Without further setup, you can immediately generate a joined table of manual and autogenerated sources.

example_autogenerated_and_regular_source.sql
{{ config(alias='table_using_autogenerated_and_client_generated_source') -}}

SELECT
CUSTOMER_NAME,
PURCHASE_DATE

FROM {{ source('DATAOPS_EXAMPLE_SCHEMA_SALESFORCE', 'CUSTOMER') }}
JOIN {{ source('MANUALLY_DEFINED_EXAMPLE_SCHEMA_SALESFORCE', 'PURCHASES') }}
ON ID = CUSTOMER_ID

Enabling/Disabling the auto-generation of the MATE source

A new variable named DATAOPS_GENERATE_TRANSFORM_SOURCES has been implemented and set to 0 (False) by default.

Setting this variable to true allows the metadata of any table you create in the SOLE configuration file to be automatically generated and transformed into a ready-to-use MATE dbt sources.yml file.

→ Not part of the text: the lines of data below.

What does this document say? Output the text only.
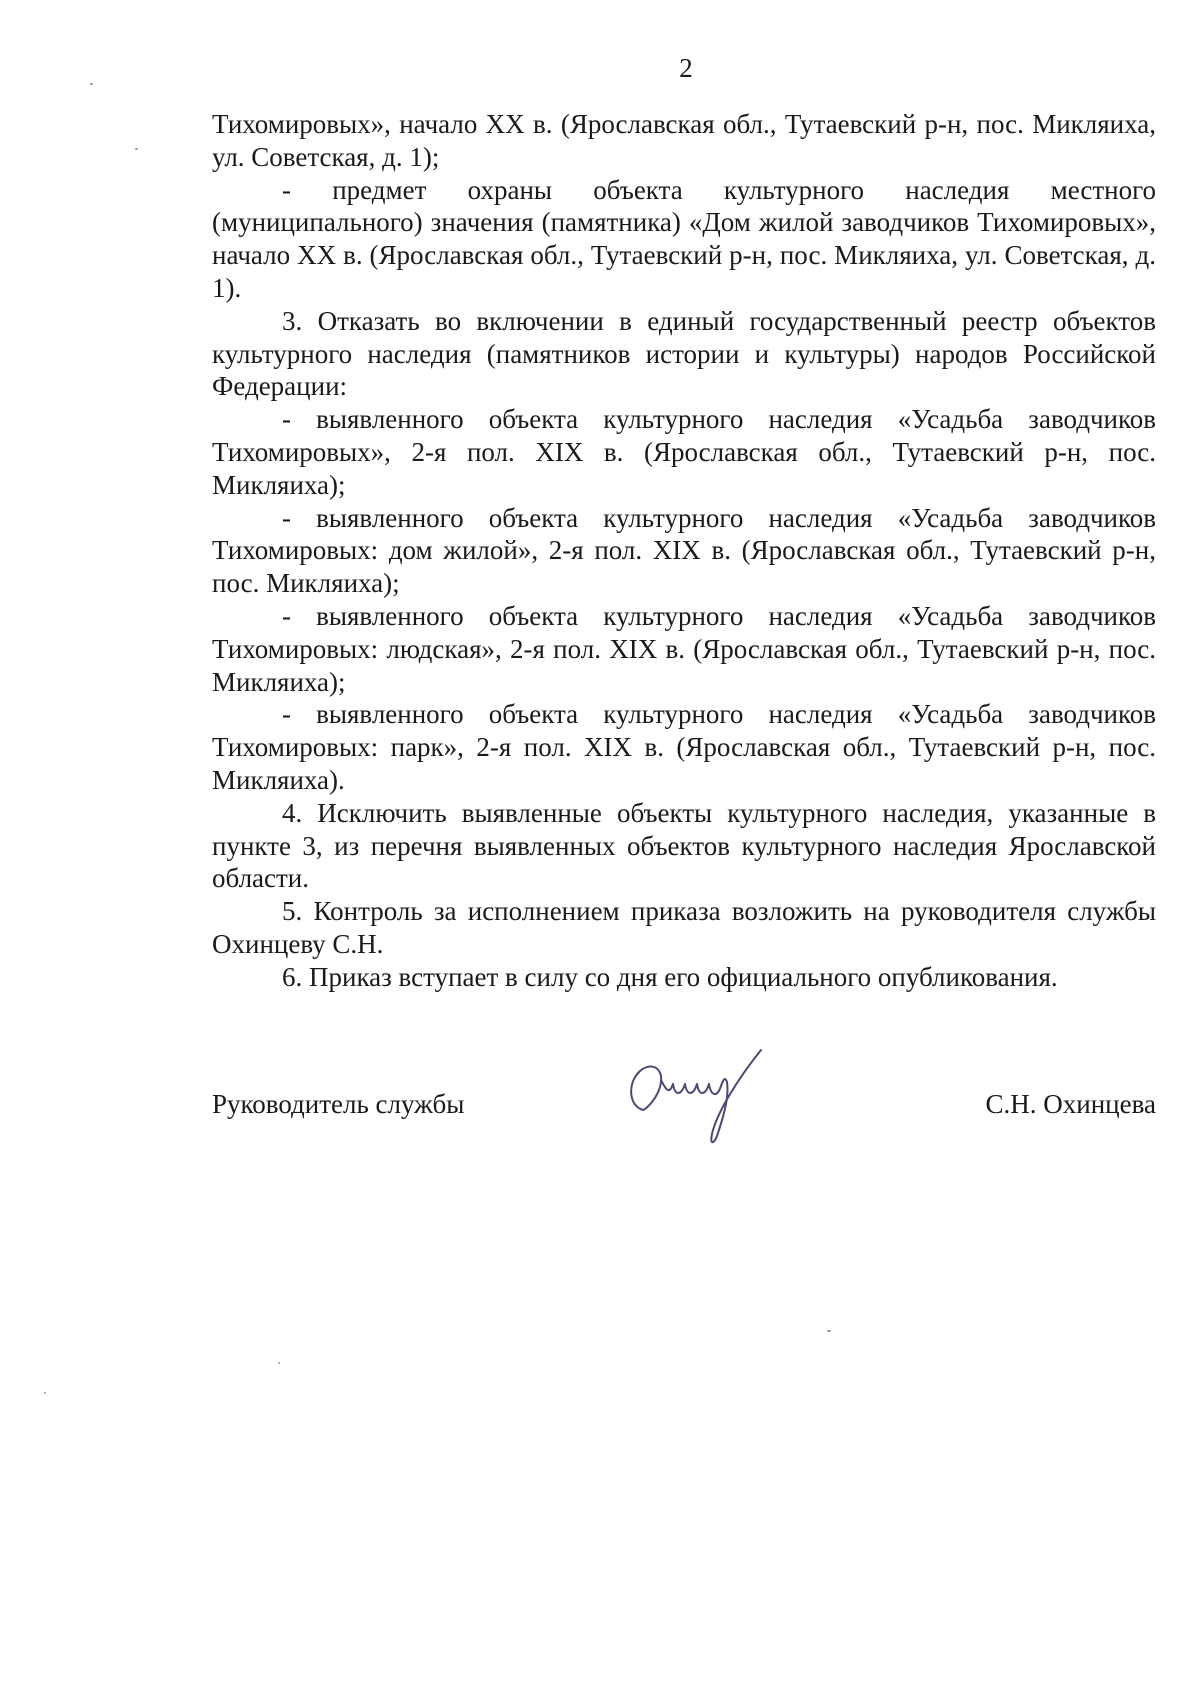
2

Тихомировых», начало XX в. (Ярославская обл., Тутаевский р-н, пос. Микляиха, ул. Советская, д. 1);

- предмет охраны объекта культурного наследия местного (муниципального) значения (памятника) «Дом жилой заводчиков Тихомировых», начало XX в. (Ярославская обл., Тутаевский р-н, пос. Микляиха, ул. Советская, д. 1).

3. Отказать во включении в единый государственный реестр объектов культурного наследия (памятников истории и культуры) народов Российской Федерации:

- выявленного объекта культурного наследия «Усадьба заводчиков Тихомировых», 2-я пол. XIX в. (Ярославская обл., Тутаевский р-н, пос. Микляиха);

- выявленного объекта культурного наследия «Усадьба заводчиков Тихомировых: дом жилой», 2-я пол. XIX в. (Ярославская обл., Тутаевский р-н, пос. Микляиха);

- выявленного объекта культурного наследия «Усадьба заводчиков Тихомировых: людская», 2-я пол. XIX в. (Ярославская обл., Тутаевский р-н, пос. Микляиха);

- выявленного объекта культурного наследия «Усадьба заводчиков Тихомировых: парк», 2-я пол. XIX в. (Ярославская обл., Тутаевский р-н, пос. Микляиха).

4. Исключить выявленные объекты культурного наследия, указанные в пункте 3, из перечня выявленных объектов культурного наследия Ярославской области.

5. Контроль за исполнением приказа возложить на руководителя службы Охинцеву С.Н.

6. Приказ вступает в силу со дня его официального опубликования.

Руководитель службы	С.Н. Охинцева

This file contains all the details from the configuration file databases.template.yml in the template project.

To enable autogeneration:

  1. Add the variable DATAOPS_GENERATE_TRANSFORM_SOURCES to the variables.yml file in your project settings.
  2. Set this variable to 1 (True).

Once set, each run of MATE automatically generates ready-to-use MATE sources from SOLE.

With the sources file generated, your next step is to give explicit permission to use the generated dbt sources in your MATE project by making a few changes to the dbt_project.yml file.

Head to ingesting data for the details.

To disable the autogeneration of the MATE sources and stop the sharing of ingestion table definitions, prevent the generation of the sources file by setting the variable DATAOPS_GENERATE_TRANSFORM_SOURCES to 0.